Manchin, a senator who has bear-hugged Trump like no other Democrat, acknowledged that Jones faces some of the same challenges he has faced in West Virginia, a state where the president is similarly popular.
“You want to be respectful and I think he has been. When Doug feels strongly about certain things he’ll speak out about it, but I think he’s been pretty balanced,” Manchin said last week.
But Manchin, by comparison, rarely speaks out against Trump.
Alabamians have a mixed opinion of Jones, according to a Mason-Dixon poll conducted in April ― 45% approved of his performance in office, while 44% disapproved.

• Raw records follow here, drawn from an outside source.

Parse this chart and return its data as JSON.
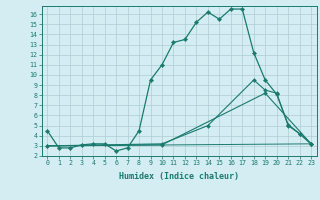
{
  "xlabel": "Humidex (Indice chaleur)",
  "background_color": "#d4edf2",
  "grid_color": "#aecdd5",
  "line_color": "#1a7a6e",
  "xlim": [
    -0.5,
    23.5
  ],
  "ylim": [
    2,
    16.8
  ],
  "xticks": [
    0,
    1,
    2,
    3,
    4,
    5,
    6,
    7,
    8,
    9,
    10,
    11,
    12,
    13,
    14,
    15,
    16,
    17,
    18,
    19,
    20,
    21,
    22,
    23
  ],
  "yticks": [
    2,
    3,
    4,
    5,
    6,
    7,
    8,
    9,
    10,
    11,
    12,
    13,
    14,
    15,
    16
  ],
  "line1_x": [
    0,
    1,
    2,
    3,
    4,
    5,
    6,
    7,
    8,
    9,
    10,
    11,
    12,
    13,
    14,
    15,
    16,
    17,
    18,
    19,
    20,
    21,
    22,
    23
  ],
  "line1_y": [
    4.5,
    2.8,
    2.8,
    3.1,
    3.2,
    3.2,
    2.5,
    2.8,
    4.5,
    9.5,
    11.0,
    13.2,
    13.5,
    15.2,
    16.2,
    15.5,
    16.5,
    16.5,
    12.2,
    9.5,
    8.1,
    5.1,
    4.2,
    3.2
  ],
  "line2_x": [
    0,
    10,
    14,
    18,
    19,
    20,
    21,
    22,
    23
  ],
  "line2_y": [
    3.0,
    3.2,
    5.0,
    9.5,
    8.5,
    8.2,
    5.0,
    4.2,
    3.2
  ],
  "line3_x": [
    0,
    10,
    19,
    23
  ],
  "line3_y": [
    3.0,
    3.1,
    8.2,
    3.2
  ],
  "line4_x": [
    0,
    23
  ],
  "line4_y": [
    3.0,
    3.2
  ]
}
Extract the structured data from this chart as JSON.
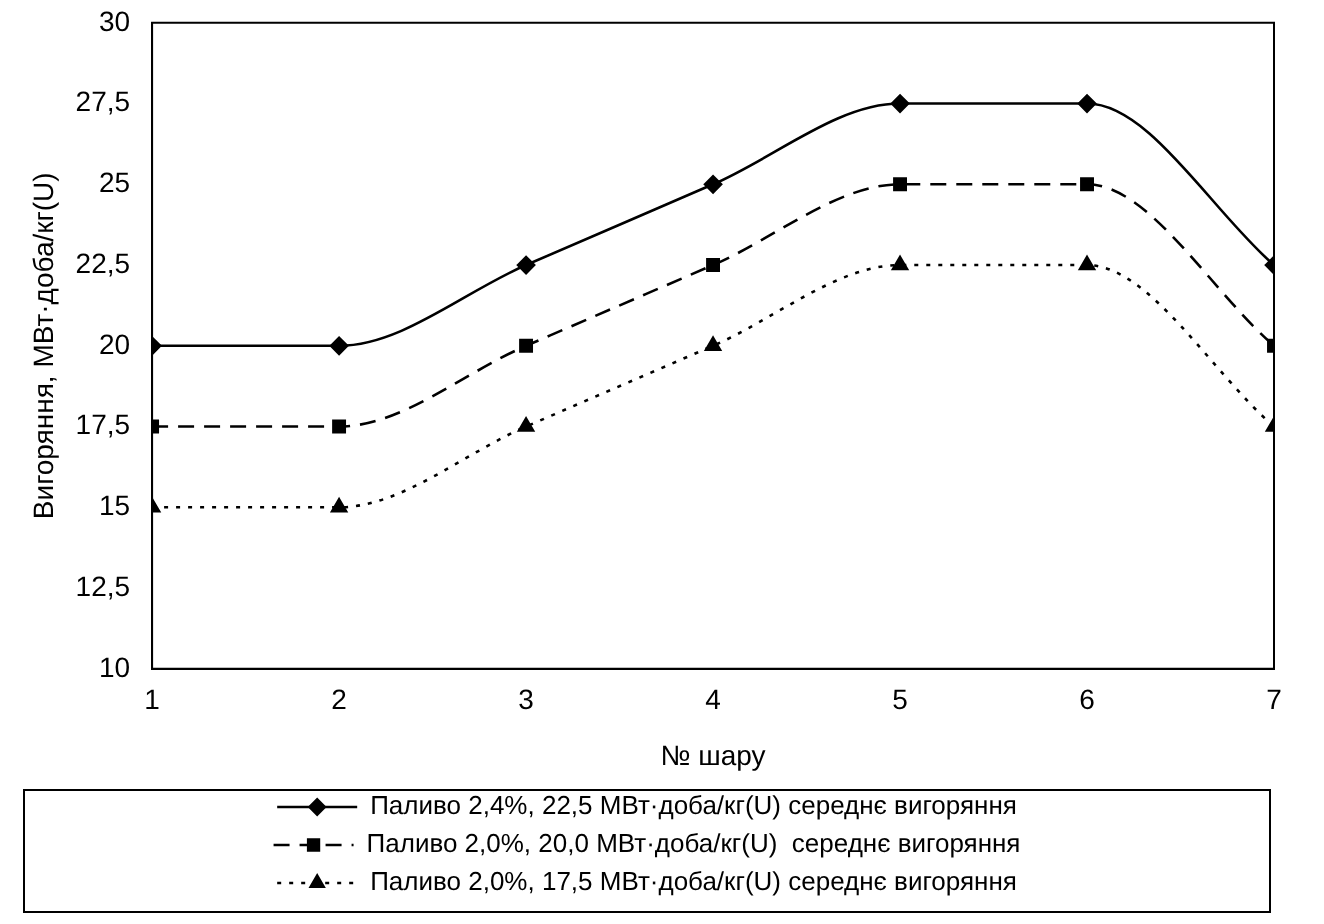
{
  "chart_data": {
    "type": "line",
    "xlabel": "№ шару",
    "ylabel": "Вигоряння, МВт·доба/кг(U)",
    "x": [
      1,
      2,
      3,
      4,
      5,
      6,
      7
    ],
    "xlim": [
      1,
      7
    ],
    "xticks": [
      1,
      2,
      3,
      4,
      5,
      6,
      7
    ],
    "ylim": [
      10,
      30
    ],
    "yticks": [
      10,
      {
        "value": 12.5,
        "label": "12,5"
      },
      15,
      {
        "value": 17.5,
        "label": "17,5"
      },
      20,
      {
        "value": 22.5,
        "label": "22,5"
      },
      25,
      {
        "value": 27.5,
        "label": "27,5"
      },
      30
    ],
    "grid": false,
    "legend": "bottom",
    "series": [
      {
        "name": "Паливо 2,4%, 22,5 МВт·доба/кг(U) середнє вигоряння",
        "color": "#000000",
        "marker": "diamond",
        "line_style": "solid",
        "values": [
          20,
          20,
          22.5,
          25,
          27.5,
          27.5,
          22.5
        ]
      },
      {
        "name": "Паливо 2,0%, 20,0 МВт·доба/кг(U)  середнє вигоряння",
        "color": "#000000",
        "marker": "square",
        "line_style": "dashed",
        "values": [
          17.5,
          17.5,
          20,
          22.5,
          25,
          25,
          20
        ]
      },
      {
        "name": "Паливо 2,0%, 17,5 МВт·доба/кг(U) середнє вигоряння",
        "color": "#000000",
        "marker": "triangle",
        "line_style": "dotted",
        "values": [
          15,
          15,
          17.5,
          20,
          22.5,
          22.5,
          17.5
        ]
      }
    ]
  }
}
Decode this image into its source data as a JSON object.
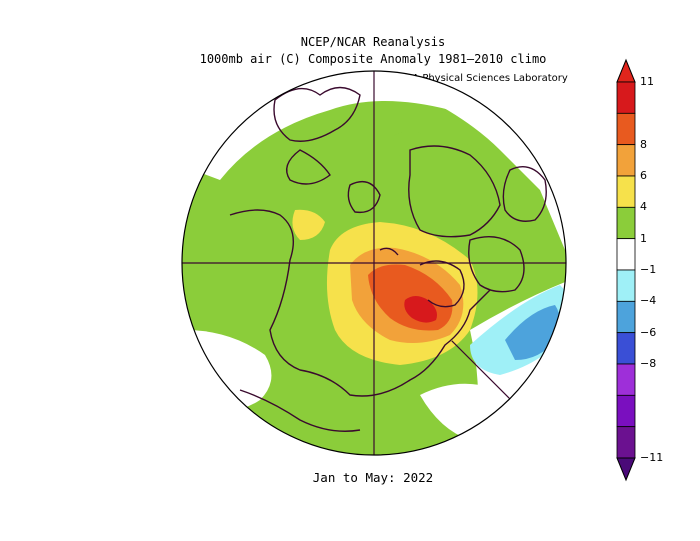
{
  "title": {
    "line1": "NCEP/NCAR Reanalysis",
    "line2": "1000mb air (C) Composite Anomaly 1981–2010 climo"
  },
  "credit": "NOAA Physical Sciences Laboratory",
  "period": "Jan to May: 2022",
  "colorbar": {
    "levels": [
      {
        "label": "11",
        "color": "#d7191c"
      },
      {
        "label": "8",
        "color": "#e85a1f"
      },
      {
        "label": "6",
        "color": "#f2a23a"
      },
      {
        "label": "4",
        "color": "#f6e14b"
      },
      {
        "label": "1",
        "color": "#8bcd3a"
      },
      {
        "label": "−1",
        "color": "#ffffff"
      },
      {
        "label": "−4",
        "color": "#9ff0f7"
      },
      {
        "label": "−6",
        "color": "#4da3dc"
      },
      {
        "label": "−8",
        "color": "#3a4fd6"
      },
      {
        "label": "−11",
        "color": "#9e2fd9"
      }
    ],
    "top_arrow_color": "#e0251c",
    "bottom_arrow_color": "#4a0a78",
    "extra_colors": [
      "#7a0fbf",
      "#6b1190"
    ]
  },
  "map": {
    "projection": "north polar stereographic",
    "background_anomaly_color": "#8bcd3a",
    "neutral_color": "#ffffff",
    "warm_colors": [
      "#f6e14b",
      "#f2a23a",
      "#e85a1f",
      "#d7191c"
    ],
    "cold_colors": [
      "#9ff0f7",
      "#4da3dc"
    ],
    "coastline_color": "#3a0a2e"
  }
}
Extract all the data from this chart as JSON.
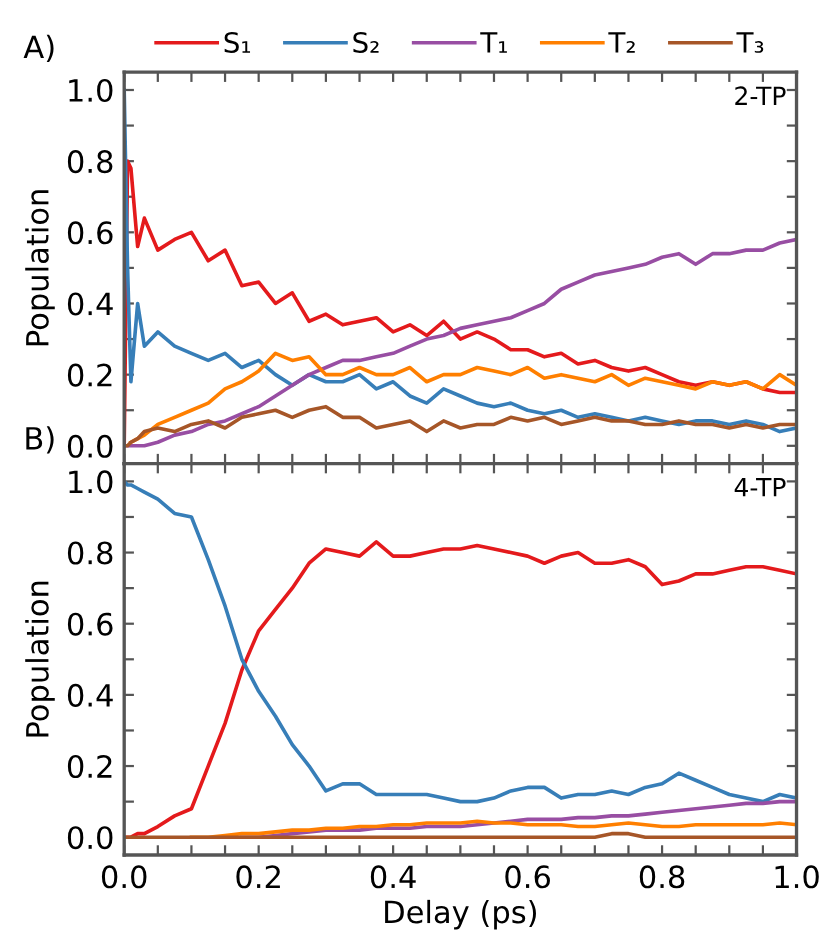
{
  "chart_data": [
    {
      "type": "line",
      "annotations": [
        "A)",
        "2-TP"
      ],
      "ylabel": "Population",
      "legend": "top",
      "tick_labels": "y",
      "xlim": [
        0,
        1.0
      ],
      "ylim": [
        -0.05,
        1.05
      ],
      "xticks": [
        0,
        {
          "value": 0.05,
          "label": null
        },
        0.2,
        {
          "value": 0.1,
          "label": null
        },
        {
          "value": 0.15,
          "label": null
        },
        {
          "value": 0.25,
          "label": null
        },
        {
          "value": 0.3,
          "label": null
        },
        {
          "value": 0.35,
          "label": null
        },
        0.4,
        {
          "value": 0.45,
          "label": null
        },
        {
          "value": 0.5,
          "label": null
        },
        {
          "value": 0.55,
          "label": null
        },
        0.6,
        {
          "value": 0.65,
          "label": null
        },
        {
          "value": 0.7,
          "label": null
        },
        {
          "value": 0.75,
          "label": null
        },
        0.8,
        {
          "value": 0.85,
          "label": null
        },
        {
          "value": 0.9,
          "label": null
        },
        {
          "value": 0.95,
          "label": null
        },
        1
      ],
      "yticks": [
        {
          "value": 0,
          "label": "0.0"
        },
        {
          "value": 0.1,
          "label": null
        },
        0.2,
        {
          "value": 0.3,
          "label": null
        },
        0.4,
        {
          "value": 0.5,
          "label": null
        },
        0.6,
        {
          "value": 0.7,
          "label": null
        },
        0.8,
        {
          "value": 0.9,
          "label": null
        },
        {
          "value": 1,
          "label": "1.0"
        }
      ],
      "x": [
        0,
        0.005,
        0.01,
        0.02,
        0.03,
        0.05,
        0.075,
        0.1,
        0.125,
        0.15,
        0.175,
        0.2,
        0.225,
        0.25,
        0.275,
        0.3,
        0.325,
        0.35,
        0.375,
        0.4,
        0.425,
        0.45,
        0.475,
        0.5,
        0.525,
        0.55,
        0.575,
        0.6,
        0.625,
        0.65,
        0.675,
        0.7,
        0.725,
        0.75,
        0.775,
        0.8,
        0.825,
        0.85,
        0.875,
        0.9,
        0.925,
        0.95,
        0.975,
        1.0
      ],
      "series": [
        {
          "name": "S₁",
          "color": "#e41a1c",
          "values": [
            0.0,
            0.8,
            0.78,
            0.56,
            0.64,
            0.55,
            0.58,
            0.6,
            0.52,
            0.55,
            0.45,
            0.46,
            0.4,
            0.43,
            0.35,
            0.37,
            0.34,
            0.35,
            0.36,
            0.32,
            0.34,
            0.31,
            0.35,
            0.3,
            0.32,
            0.3,
            0.27,
            0.27,
            0.25,
            0.26,
            0.23,
            0.24,
            0.22,
            0.21,
            0.22,
            0.2,
            0.18,
            0.17,
            0.18,
            0.17,
            0.18,
            0.16,
            0.15,
            0.15
          ]
        },
        {
          "name": "S₂",
          "color": "#377eb8",
          "values": [
            1.0,
            0.5,
            0.18,
            0.4,
            0.28,
            0.32,
            0.28,
            0.26,
            0.24,
            0.26,
            0.22,
            0.24,
            0.2,
            0.17,
            0.2,
            0.18,
            0.18,
            0.2,
            0.16,
            0.18,
            0.14,
            0.12,
            0.16,
            0.14,
            0.12,
            0.11,
            0.12,
            0.1,
            0.09,
            0.1,
            0.08,
            0.09,
            0.08,
            0.07,
            0.08,
            0.07,
            0.06,
            0.07,
            0.07,
            0.06,
            0.07,
            0.06,
            0.04,
            0.05
          ]
        },
        {
          "name": "T₁",
          "color": "#984ea3",
          "values": [
            0,
            0,
            0,
            0,
            0,
            0.01,
            0.03,
            0.04,
            0.06,
            0.07,
            0.09,
            0.11,
            0.14,
            0.17,
            0.2,
            0.22,
            0.24,
            0.24,
            0.25,
            0.26,
            0.28,
            0.3,
            0.31,
            0.33,
            0.34,
            0.35,
            0.36,
            0.38,
            0.4,
            0.44,
            0.46,
            0.48,
            0.49,
            0.5,
            0.51,
            0.53,
            0.54,
            0.51,
            0.54,
            0.54,
            0.55,
            0.55,
            0.57,
            0.58
          ]
        },
        {
          "name": "T₂",
          "color": "#ff7f00",
          "values": [
            null,
            null,
            0.01,
            0.02,
            0.03,
            0.06,
            0.08,
            0.1,
            0.12,
            0.16,
            0.18,
            0.21,
            0.26,
            0.24,
            0.25,
            0.2,
            0.2,
            0.22,
            0.2,
            0.2,
            0.22,
            0.18,
            0.2,
            0.2,
            0.22,
            0.21,
            0.2,
            0.22,
            0.19,
            0.2,
            0.19,
            0.18,
            0.2,
            0.17,
            0.19,
            0.18,
            0.17,
            0.16,
            0.18,
            0.17,
            0.18,
            0.16,
            0.2,
            0.17
          ]
        },
        {
          "name": "T₃",
          "color": "#a65628",
          "values": [
            0,
            0,
            0.01,
            0.02,
            0.04,
            0.05,
            0.04,
            0.06,
            0.07,
            0.05,
            0.08,
            0.09,
            0.1,
            0.08,
            0.1,
            0.11,
            0.08,
            0.08,
            0.05,
            0.06,
            0.07,
            0.04,
            0.07,
            0.05,
            0.06,
            0.06,
            0.08,
            0.07,
            0.08,
            0.06,
            0.07,
            0.08,
            0.07,
            0.07,
            0.06,
            0.06,
            0.07,
            0.06,
            0.06,
            0.05,
            0.06,
            0.05,
            0.06,
            0.06
          ]
        }
      ]
    },
    {
      "type": "line",
      "annotations": [
        "B)",
        "4-TP"
      ],
      "ylabel": "Population",
      "xlabel": "Delay (ps)",
      "xlim": [
        0,
        1.0
      ],
      "ylim": [
        -0.05,
        1.05
      ],
      "xticks": [
        {
          "value": 0,
          "label": "0.0"
        },
        {
          "value": 0.05,
          "label": null
        },
        0.2,
        {
          "value": 0.1,
          "label": null
        },
        {
          "value": 0.15,
          "label": null
        },
        {
          "value": 0.25,
          "label": null
        },
        {
          "value": 0.3,
          "label": null
        },
        {
          "value": 0.35,
          "label": null
        },
        0.4,
        {
          "value": 0.45,
          "label": null
        },
        {
          "value": 0.5,
          "label": null
        },
        {
          "value": 0.55,
          "label": null
        },
        0.6,
        {
          "value": 0.65,
          "label": null
        },
        {
          "value": 0.7,
          "label": null
        },
        {
          "value": 0.75,
          "label": null
        },
        0.8,
        {
          "value": 0.85,
          "label": null
        },
        {
          "value": 0.9,
          "label": null
        },
        {
          "value": 0.95,
          "label": null
        },
        {
          "value": 1,
          "label": "1.0"
        }
      ],
      "yticks": [
        {
          "value": 0,
          "label": "0.0"
        },
        {
          "value": 0.1,
          "label": null
        },
        0.2,
        {
          "value": 0.3,
          "label": null
        },
        0.4,
        {
          "value": 0.5,
          "label": null
        },
        0.6,
        {
          "value": 0.7,
          "label": null
        },
        0.8,
        {
          "value": 0.9,
          "label": null
        },
        {
          "value": 1,
          "label": "1.0"
        }
      ],
      "x": [
        0,
        0.005,
        0.01,
        0.02,
        0.03,
        0.05,
        0.075,
        0.1,
        0.125,
        0.15,
        0.175,
        0.2,
        0.225,
        0.25,
        0.275,
        0.3,
        0.325,
        0.35,
        0.375,
        0.4,
        0.425,
        0.45,
        0.475,
        0.5,
        0.525,
        0.55,
        0.575,
        0.6,
        0.625,
        0.65,
        0.675,
        0.7,
        0.725,
        0.75,
        0.775,
        0.8,
        0.825,
        0.85,
        0.875,
        0.9,
        0.925,
        0.95,
        0.975,
        1.0
      ],
      "series": [
        {
          "color": "#e41a1c",
          "values": [
            0,
            0,
            0,
            0.01,
            0.01,
            0.03,
            0.06,
            0.08,
            0.2,
            0.32,
            0.47,
            0.58,
            0.64,
            0.7,
            0.77,
            0.81,
            0.8,
            0.79,
            0.83,
            0.79,
            0.79,
            0.8,
            0.81,
            0.81,
            0.82,
            0.81,
            0.8,
            0.79,
            0.77,
            0.79,
            0.8,
            0.77,
            0.77,
            0.78,
            0.76,
            0.71,
            0.72,
            0.74,
            0.74,
            0.75,
            0.76,
            0.76,
            0.75,
            0.74
          ]
        },
        {
          "color": "#377eb8",
          "values": [
            1.0,
            0.99,
            0.99,
            0.98,
            0.97,
            0.95,
            0.91,
            0.9,
            0.78,
            0.65,
            0.5,
            0.41,
            0.34,
            0.26,
            0.2,
            0.13,
            0.15,
            0.15,
            0.12,
            0.12,
            0.12,
            0.12,
            0.11,
            0.1,
            0.1,
            0.11,
            0.13,
            0.14,
            0.14,
            0.11,
            0.12,
            0.12,
            0.13,
            0.12,
            0.14,
            0.15,
            0.18,
            0.16,
            0.14,
            0.12,
            0.11,
            0.1,
            0.12,
            0.11
          ]
        },
        {
          "color": "#984ea3",
          "values": [
            null,
            null,
            null,
            null,
            null,
            null,
            null,
            null,
            null,
            null,
            0,
            0,
            0.005,
            0.01,
            0.015,
            0.02,
            0.02,
            0.02,
            0.025,
            0.025,
            0.025,
            0.03,
            0.03,
            0.03,
            0.035,
            0.04,
            0.045,
            0.05,
            0.05,
            0.05,
            0.055,
            0.055,
            0.06,
            0.06,
            0.065,
            0.07,
            0.075,
            0.08,
            0.085,
            0.09,
            0.095,
            0.095,
            0.1,
            0.1
          ]
        },
        {
          "color": "#ff7f00",
          "values": [
            null,
            null,
            null,
            null,
            null,
            null,
            null,
            0,
            0,
            0.005,
            0.01,
            0.01,
            0.015,
            0.02,
            0.02,
            0.025,
            0.025,
            0.03,
            0.03,
            0.035,
            0.035,
            0.04,
            0.04,
            0.04,
            0.045,
            0.04,
            0.04,
            0.035,
            0.035,
            0.035,
            0.03,
            0.03,
            0.035,
            0.04,
            0.035,
            0.03,
            0.03,
            0.035,
            0.035,
            0.035,
            0.035,
            0.035,
            0.04,
            0.035
          ]
        },
        {
          "color": "#a65628",
          "values": [
            0,
            0,
            0,
            0,
            0,
            0,
            0,
            0,
            0,
            0,
            0,
            0,
            0,
            0,
            0,
            0,
            0,
            0,
            0,
            0,
            0,
            0,
            0,
            0,
            0,
            0,
            0,
            0,
            0,
            0,
            0,
            0,
            0.01,
            0.01,
            0,
            0,
            0,
            0,
            0,
            0,
            0,
            0,
            0,
            0
          ]
        }
      ]
    }
  ]
}
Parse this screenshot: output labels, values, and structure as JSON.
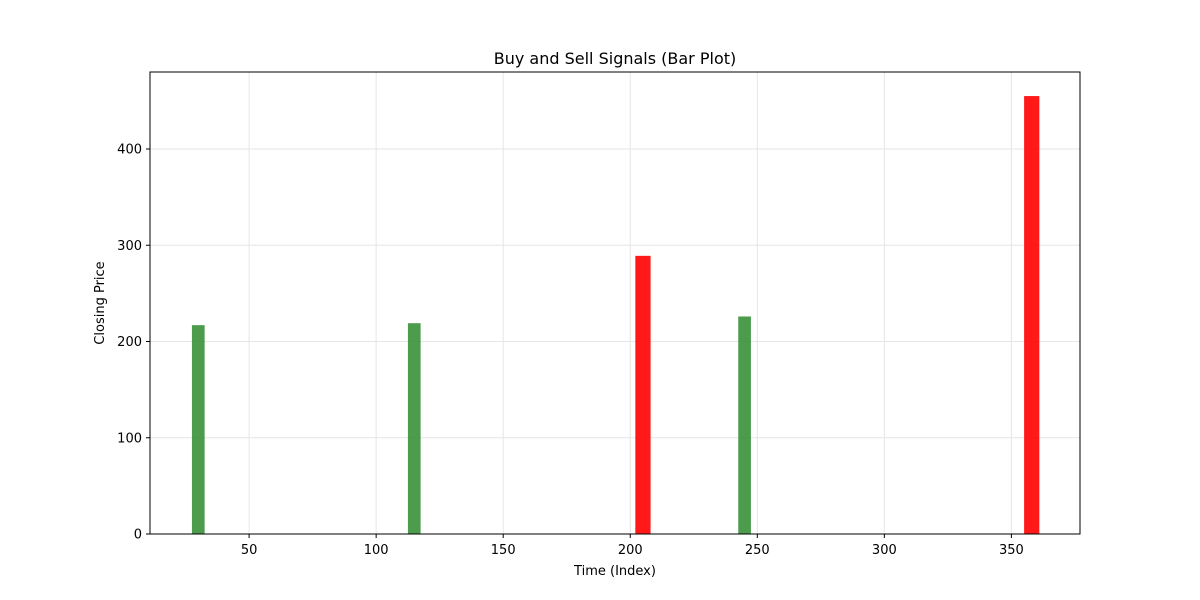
{
  "chart_data": {
    "type": "bar",
    "title": "Buy and Sell Signals (Bar Plot)",
    "xlabel": "Time (Index)",
    "ylabel": "Closing Price",
    "xlim": [
      11,
      377
    ],
    "ylim": [
      0,
      480
    ],
    "xticks": [
      50,
      100,
      150,
      200,
      250,
      300,
      350
    ],
    "yticks": [
      0,
      100,
      200,
      300,
      400
    ],
    "grid": true,
    "series": [
      {
        "color": "#2e8b2e",
        "bar_width": 5,
        "points": [
          {
            "x": 30,
            "y": 217
          },
          {
            "x": 115,
            "y": 219
          },
          {
            "x": 245,
            "y": 226
          }
        ]
      },
      {
        "color": "#ff0000",
        "bar_width": 6,
        "points": [
          {
            "x": 205,
            "y": 289
          },
          {
            "x": 358,
            "y": 455
          }
        ]
      }
    ]
  }
}
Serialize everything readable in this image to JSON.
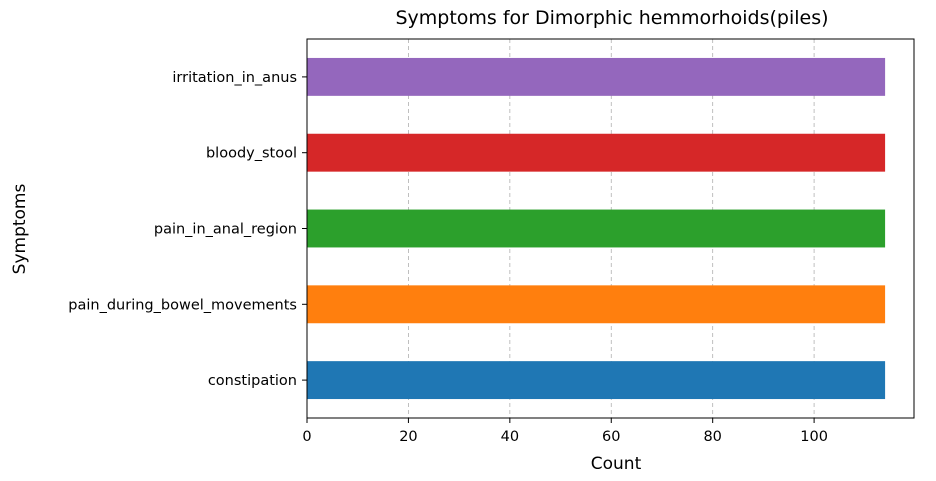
{
  "chart_data": {
    "type": "bar",
    "orientation": "horizontal",
    "title": "Symptoms for Dimorphic hemmorhoids(piles)",
    "xlabel": "Count",
    "ylabel": "Symptoms",
    "categories": [
      "constipation",
      "pain_during_bowel_movements",
      "pain_in_anal_region",
      "bloody_stool",
      "irritation_in_anus"
    ],
    "values": [
      114,
      114,
      114,
      114,
      114
    ],
    "colors": [
      "#1f77b4",
      "#ff7f0e",
      "#2ca02c",
      "#d62728",
      "#9467bd"
    ],
    "xlim": [
      0,
      119.7
    ],
    "xticks": [
      0,
      20,
      40,
      60,
      80,
      100
    ],
    "xtick_labels": [
      "0",
      "20",
      "40",
      "60",
      "80",
      "100"
    ],
    "grid": "x-dashed",
    "legend": "none"
  }
}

Fifty percent of the voters indicated they would vote to replace Jones with a Republican, according to the survey.
National Republican groups have sought to tie Jones to what they call the “extremist” left. The National Republican Senatorial Committee spliced his image in a video last month that featured House Speaker Nancy Pelosi (D-Calif.) and Sen. Bernie Sanders (I-Vt.).
Asked about Jones’ campaign, NRSC chair Sen. Todd Young (R-Ind.) argued that the GOP’s record in the Senate, including its work confirming Trump’s judicial nominees, would help flip the seat.
“We’ve delivered results here in the GOP-controlled Senate working with this president and the people of Alabama will recognize that come election day,” Young said.
Jones called the Republican attacks “absurd,” criticizing many in the GOP for turning a blind eye to Trump’s tariff threats and his border emergency declaration, through which the president has sought to redirect funds from military projects, including some set for Alabama, to build the border wall.
“What they really need to be looking at is whether or not any of my opponents are going to blindly follow the president [even when] some of this stuff that hurts Alabama,” Jones told HuffPost after delivering a Senate speech decrying stalled disaster aid for states hit by extreme weather ― such as his own.
He then reiterated his campaign mantra: “I’m doing what I think is in the best interests of folks in Alabama.”